Here’s the activity:
- Have your kids draw a picture of a ship–complete with mast, sail, oars or whatever else seems fitting to them. Give the ship a name.
- On the back or on another piece of paper, have them list all the materials that would go into constructing their ship. Have them include at least 5 things but they don’t need to go crazy with listing the details (e.g. sail, mast, hull, planks, nails, canons, anchor, rudder, rope).
- Go through each item listed. Consider the importance of the item to the identity of the ship as a whole. Now classify each item by writing next to it either ‘low’, ‘medium’ or ‘high’.
- Starting with the lows, imagine that these items are all replaced with a newer and updated version. Does the ship remain the same? Move up to the mediums and then the highs. The goal is to determine at what point the ship is no longer the same ship. Is it when the lows and mediums are replaced? Do you make it up to some of the highs? Or is it still the same ship when everything is replaced?
- If your kids believe that it remains the same ship even when everything is replaced, what is it beyond the parts that gives it identity? Is it the name it was given? Is it its history–battles or journeys it’s been a part of?
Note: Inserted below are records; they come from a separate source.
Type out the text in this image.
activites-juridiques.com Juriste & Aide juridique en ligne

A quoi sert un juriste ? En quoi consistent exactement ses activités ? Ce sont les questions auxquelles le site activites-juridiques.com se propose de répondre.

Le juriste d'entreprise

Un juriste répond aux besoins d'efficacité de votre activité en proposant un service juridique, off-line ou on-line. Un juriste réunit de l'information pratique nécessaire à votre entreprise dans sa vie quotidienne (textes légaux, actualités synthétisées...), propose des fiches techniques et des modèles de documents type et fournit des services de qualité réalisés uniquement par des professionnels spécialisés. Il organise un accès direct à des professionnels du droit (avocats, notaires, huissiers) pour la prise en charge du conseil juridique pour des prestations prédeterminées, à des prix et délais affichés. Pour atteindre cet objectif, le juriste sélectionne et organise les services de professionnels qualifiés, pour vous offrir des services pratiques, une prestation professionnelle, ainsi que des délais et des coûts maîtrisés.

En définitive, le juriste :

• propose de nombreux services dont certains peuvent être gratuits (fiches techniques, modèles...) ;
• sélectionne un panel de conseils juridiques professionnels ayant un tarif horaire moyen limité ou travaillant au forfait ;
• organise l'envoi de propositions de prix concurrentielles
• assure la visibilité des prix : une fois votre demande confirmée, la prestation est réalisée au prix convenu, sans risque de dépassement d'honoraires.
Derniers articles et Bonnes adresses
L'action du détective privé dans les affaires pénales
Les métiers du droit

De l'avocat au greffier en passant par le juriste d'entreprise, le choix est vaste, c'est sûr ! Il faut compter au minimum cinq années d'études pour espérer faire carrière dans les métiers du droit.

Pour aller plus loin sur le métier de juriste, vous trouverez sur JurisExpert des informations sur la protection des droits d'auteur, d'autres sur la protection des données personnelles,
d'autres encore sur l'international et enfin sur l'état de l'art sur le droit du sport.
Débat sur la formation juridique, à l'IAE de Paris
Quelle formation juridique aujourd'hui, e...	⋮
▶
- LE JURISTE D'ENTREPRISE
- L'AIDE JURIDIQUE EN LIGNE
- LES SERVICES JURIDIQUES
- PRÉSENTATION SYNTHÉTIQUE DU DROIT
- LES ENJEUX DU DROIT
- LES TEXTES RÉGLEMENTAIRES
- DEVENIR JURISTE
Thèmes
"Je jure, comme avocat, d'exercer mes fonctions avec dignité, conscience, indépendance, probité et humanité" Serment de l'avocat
- Imagine that all the old pieces that had been replaced on your ship were saved in a warehouse and then re-assembled. Now there are two ships. Which ship is yours? Are they both your ship?
If your kids are like mine, they will be quick to agree that the ship is not the same as the old reassembled ship. But let them consider themselves as a comparison. They are very different from their 5 year old self. Most of the cells in their body have long since been replaced by new ones. And it’s almost assured that their personalities have changed. Are they the same person as their 5 year old self?
The point of all this is to explore what it means to be the same–specifically the same over time. To explore a little more on identity and sameness, see 5 Things Kids Should Consider About Who They Are.
Hopefully these activities help your kids see value in pushing ideas to their edges to see where they fall apart. Evaluating a paradox can help clear up ambiguous language or reveal logical flaws. The philosopher Søren Kierkegaard said that the paradox is the “passion of thought” and to study them is “to want to discover something that thought itself cannot think.”